When Mattie Ross—the stoic frontier teenager in "True Grit"—hires drunken U.S. Marshal Rooster Cogburn (Jeff Bridges) to help her avenge her father's murder, she lays out a clear line of reasoning. Rooster, she notes, has "true grit." But as we learn over the course of the film, it is Mattie—steely-gazed, determined, unwavering in her quest for vengeance—who possesses the true grit of the title. The beauty of Hailee Steinfeld's shockingly assured performance is the way she convinces us of this without resorting to a clichéd sort of over-the-top anger: She makes Mattie the most matter-of-fact of revenge seekers. There's a tranquility to her performance that's oddly calming: We know that no matter what happens, Mattie will never give up.

Steinfeld notes that she worked a lot with her acting coach, Michael Woolson, to perfect this essential core of stillness. "My coach would stop me in the middle of a scene and say, 'You've got to stand still,' " she recalls. "I realized that Mattie is not the type of person to ever step back or to the side—she only moves forward. She doesn't retreat. And that was a real 'Aha!' moment for me."

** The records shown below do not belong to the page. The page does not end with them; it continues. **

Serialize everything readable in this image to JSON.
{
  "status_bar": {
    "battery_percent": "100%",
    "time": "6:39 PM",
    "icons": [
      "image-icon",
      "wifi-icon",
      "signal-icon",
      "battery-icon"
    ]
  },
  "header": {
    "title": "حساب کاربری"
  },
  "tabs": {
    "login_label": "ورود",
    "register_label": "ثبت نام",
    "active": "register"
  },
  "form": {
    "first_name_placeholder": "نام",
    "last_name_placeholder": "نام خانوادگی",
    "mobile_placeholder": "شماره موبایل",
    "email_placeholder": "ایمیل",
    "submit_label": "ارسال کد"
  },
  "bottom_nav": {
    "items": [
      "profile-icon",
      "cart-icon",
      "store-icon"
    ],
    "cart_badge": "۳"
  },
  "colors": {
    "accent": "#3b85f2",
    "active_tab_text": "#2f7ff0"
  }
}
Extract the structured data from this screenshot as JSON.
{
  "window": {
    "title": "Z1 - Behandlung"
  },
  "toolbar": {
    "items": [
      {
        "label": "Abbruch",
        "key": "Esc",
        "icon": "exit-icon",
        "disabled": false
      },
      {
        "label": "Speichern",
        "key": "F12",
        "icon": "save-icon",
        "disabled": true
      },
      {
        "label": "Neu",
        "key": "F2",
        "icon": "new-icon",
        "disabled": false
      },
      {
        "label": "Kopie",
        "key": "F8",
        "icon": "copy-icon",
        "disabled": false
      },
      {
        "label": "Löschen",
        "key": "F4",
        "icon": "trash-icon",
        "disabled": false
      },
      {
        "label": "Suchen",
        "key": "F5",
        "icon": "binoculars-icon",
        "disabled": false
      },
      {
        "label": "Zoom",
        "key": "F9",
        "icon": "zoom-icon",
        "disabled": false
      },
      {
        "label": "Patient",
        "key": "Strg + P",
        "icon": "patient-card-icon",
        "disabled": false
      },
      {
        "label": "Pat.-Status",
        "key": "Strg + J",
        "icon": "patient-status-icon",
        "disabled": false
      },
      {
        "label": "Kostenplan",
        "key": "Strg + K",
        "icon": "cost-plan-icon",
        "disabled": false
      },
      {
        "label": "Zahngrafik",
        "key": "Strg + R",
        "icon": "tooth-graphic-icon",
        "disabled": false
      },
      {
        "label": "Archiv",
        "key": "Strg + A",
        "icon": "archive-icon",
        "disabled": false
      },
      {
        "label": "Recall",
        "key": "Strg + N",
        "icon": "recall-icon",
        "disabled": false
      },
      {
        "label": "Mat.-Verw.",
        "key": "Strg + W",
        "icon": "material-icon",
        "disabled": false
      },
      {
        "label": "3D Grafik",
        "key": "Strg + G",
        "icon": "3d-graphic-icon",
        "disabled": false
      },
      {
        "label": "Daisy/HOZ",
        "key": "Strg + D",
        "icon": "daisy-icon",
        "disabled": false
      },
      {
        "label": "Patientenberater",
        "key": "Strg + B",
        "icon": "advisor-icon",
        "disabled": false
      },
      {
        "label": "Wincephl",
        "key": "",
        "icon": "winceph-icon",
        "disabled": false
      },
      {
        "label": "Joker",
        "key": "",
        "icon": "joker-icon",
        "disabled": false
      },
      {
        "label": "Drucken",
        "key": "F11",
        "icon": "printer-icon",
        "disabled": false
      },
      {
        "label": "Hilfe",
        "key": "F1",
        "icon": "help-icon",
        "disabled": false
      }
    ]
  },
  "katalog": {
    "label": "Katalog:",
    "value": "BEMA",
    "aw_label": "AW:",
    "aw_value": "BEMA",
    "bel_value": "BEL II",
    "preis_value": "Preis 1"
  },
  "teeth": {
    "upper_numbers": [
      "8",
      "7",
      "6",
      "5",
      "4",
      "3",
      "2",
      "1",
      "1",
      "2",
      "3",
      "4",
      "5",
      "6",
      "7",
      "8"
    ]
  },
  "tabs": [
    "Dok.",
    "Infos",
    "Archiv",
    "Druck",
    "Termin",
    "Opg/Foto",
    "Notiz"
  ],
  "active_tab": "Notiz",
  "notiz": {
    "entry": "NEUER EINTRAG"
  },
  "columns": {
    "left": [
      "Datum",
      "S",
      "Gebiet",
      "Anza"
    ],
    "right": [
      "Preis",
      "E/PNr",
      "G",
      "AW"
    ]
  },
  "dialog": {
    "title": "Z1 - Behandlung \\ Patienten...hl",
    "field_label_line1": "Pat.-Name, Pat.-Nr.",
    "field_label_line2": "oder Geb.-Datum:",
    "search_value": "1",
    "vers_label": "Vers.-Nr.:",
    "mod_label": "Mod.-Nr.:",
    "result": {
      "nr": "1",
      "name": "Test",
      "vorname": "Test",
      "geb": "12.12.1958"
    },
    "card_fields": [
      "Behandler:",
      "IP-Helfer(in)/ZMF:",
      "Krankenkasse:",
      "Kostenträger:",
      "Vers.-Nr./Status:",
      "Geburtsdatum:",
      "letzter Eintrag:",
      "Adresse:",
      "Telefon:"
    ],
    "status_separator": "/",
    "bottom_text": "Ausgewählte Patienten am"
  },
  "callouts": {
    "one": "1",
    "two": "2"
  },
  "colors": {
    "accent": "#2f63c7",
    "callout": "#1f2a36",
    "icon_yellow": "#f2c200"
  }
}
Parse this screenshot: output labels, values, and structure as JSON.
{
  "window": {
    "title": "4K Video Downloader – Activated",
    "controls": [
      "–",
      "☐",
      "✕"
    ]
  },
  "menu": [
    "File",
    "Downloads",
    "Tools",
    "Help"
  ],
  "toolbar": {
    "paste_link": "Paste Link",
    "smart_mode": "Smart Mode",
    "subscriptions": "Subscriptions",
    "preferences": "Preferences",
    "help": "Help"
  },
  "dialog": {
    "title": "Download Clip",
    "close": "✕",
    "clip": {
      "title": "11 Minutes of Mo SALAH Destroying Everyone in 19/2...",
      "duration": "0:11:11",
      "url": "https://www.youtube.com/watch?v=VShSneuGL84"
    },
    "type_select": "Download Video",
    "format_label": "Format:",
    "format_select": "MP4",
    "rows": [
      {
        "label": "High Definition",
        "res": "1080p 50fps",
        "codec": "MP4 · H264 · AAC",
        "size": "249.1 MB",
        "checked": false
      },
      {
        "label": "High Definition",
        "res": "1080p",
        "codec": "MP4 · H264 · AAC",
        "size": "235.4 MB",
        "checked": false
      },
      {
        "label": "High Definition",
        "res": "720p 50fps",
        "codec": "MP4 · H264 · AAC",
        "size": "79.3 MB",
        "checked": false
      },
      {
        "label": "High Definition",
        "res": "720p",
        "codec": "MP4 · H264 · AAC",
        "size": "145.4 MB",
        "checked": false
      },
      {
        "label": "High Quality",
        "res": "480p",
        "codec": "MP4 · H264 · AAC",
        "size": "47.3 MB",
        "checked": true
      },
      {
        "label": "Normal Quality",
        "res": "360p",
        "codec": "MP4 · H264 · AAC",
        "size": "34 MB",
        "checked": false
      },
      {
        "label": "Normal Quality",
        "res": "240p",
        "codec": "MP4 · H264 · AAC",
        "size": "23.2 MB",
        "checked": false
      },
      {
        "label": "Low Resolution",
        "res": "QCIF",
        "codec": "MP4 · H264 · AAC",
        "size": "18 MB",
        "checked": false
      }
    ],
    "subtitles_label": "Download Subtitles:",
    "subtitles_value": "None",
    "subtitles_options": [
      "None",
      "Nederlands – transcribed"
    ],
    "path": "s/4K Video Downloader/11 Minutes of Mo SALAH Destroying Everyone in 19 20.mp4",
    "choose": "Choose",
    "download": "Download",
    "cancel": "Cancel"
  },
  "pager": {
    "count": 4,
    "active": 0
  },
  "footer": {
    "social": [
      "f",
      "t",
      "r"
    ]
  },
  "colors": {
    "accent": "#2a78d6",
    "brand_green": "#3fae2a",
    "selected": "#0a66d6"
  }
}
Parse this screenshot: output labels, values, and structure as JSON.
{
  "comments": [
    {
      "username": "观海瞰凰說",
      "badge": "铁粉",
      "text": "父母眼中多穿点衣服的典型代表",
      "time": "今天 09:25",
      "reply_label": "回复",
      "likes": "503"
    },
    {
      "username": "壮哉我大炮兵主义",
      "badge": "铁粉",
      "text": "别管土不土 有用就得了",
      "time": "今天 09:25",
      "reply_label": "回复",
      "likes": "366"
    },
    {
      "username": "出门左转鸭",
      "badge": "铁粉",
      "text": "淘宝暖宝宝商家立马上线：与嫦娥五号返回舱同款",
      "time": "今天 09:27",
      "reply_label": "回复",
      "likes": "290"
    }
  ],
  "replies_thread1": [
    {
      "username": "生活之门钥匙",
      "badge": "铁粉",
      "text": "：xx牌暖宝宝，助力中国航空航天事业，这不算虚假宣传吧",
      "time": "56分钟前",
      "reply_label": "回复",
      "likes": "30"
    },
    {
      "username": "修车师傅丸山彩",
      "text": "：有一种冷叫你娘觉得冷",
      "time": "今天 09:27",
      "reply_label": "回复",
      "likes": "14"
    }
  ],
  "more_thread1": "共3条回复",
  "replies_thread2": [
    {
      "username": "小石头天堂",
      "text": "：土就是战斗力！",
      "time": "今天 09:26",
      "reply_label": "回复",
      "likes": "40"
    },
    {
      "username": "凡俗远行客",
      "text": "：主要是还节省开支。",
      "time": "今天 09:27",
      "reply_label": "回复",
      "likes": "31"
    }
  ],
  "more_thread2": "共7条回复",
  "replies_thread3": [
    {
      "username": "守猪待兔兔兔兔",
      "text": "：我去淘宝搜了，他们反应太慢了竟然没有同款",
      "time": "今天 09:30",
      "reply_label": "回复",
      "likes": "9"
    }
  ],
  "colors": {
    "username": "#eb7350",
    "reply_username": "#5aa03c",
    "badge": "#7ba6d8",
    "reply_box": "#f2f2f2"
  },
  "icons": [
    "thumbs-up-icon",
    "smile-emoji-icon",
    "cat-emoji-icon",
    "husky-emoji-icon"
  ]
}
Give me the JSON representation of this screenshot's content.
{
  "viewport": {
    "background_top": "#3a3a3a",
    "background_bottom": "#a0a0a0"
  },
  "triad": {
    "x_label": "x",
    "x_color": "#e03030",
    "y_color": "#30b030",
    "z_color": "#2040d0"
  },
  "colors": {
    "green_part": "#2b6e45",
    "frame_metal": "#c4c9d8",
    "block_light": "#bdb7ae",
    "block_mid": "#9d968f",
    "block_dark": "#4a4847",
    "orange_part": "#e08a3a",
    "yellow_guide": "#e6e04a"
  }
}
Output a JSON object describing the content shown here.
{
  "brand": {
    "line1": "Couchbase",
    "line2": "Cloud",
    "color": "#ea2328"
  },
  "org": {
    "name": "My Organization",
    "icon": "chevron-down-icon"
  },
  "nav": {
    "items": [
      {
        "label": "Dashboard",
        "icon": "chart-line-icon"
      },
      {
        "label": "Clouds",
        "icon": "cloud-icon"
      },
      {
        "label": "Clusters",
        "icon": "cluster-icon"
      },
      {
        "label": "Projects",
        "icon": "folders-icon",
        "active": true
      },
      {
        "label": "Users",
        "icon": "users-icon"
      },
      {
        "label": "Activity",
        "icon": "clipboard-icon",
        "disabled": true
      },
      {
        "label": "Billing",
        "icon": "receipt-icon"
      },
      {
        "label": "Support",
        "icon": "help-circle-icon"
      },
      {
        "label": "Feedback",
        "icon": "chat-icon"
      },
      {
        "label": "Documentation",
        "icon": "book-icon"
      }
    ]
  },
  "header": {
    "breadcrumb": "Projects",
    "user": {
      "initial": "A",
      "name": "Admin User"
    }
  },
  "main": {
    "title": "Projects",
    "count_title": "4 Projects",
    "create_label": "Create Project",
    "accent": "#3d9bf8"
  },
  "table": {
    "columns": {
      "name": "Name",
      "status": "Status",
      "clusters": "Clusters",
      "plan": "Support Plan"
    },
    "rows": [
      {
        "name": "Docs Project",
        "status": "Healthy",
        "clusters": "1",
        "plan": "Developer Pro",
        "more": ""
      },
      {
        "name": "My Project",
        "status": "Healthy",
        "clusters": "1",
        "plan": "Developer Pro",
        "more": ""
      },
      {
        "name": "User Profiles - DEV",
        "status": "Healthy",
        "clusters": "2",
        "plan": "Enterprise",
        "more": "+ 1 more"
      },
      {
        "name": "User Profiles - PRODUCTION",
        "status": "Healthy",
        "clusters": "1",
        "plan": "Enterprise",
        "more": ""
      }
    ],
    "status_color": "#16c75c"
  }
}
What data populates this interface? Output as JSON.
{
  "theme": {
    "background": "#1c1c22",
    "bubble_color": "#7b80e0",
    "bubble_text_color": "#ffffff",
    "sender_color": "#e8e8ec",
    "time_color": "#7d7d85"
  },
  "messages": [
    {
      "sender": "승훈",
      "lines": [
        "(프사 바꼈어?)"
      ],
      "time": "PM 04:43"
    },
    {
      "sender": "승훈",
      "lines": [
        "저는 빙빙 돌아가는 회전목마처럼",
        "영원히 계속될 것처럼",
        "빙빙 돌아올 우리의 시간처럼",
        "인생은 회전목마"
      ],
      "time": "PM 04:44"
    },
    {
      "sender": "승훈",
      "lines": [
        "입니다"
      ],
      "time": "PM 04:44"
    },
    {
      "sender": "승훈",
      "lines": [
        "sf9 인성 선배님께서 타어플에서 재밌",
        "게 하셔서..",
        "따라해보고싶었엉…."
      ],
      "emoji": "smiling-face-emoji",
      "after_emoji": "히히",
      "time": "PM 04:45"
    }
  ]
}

And though Steinfeld imbues Mattie with wisdom beyond her years, she also ensures that we completely believe the character as an authentic teenager, a girl who's still in the process of growing up. When the character's trapped in a snake-ridden pit, Steinfeld conveys terror without losing any of the iron-willed persistence that won us over in the first place. It's one of the only scenes in the movie where Mattie needs saving—and yet, Steinfeld has made her so adept at saving herself, we never doubt she'll make it out alive.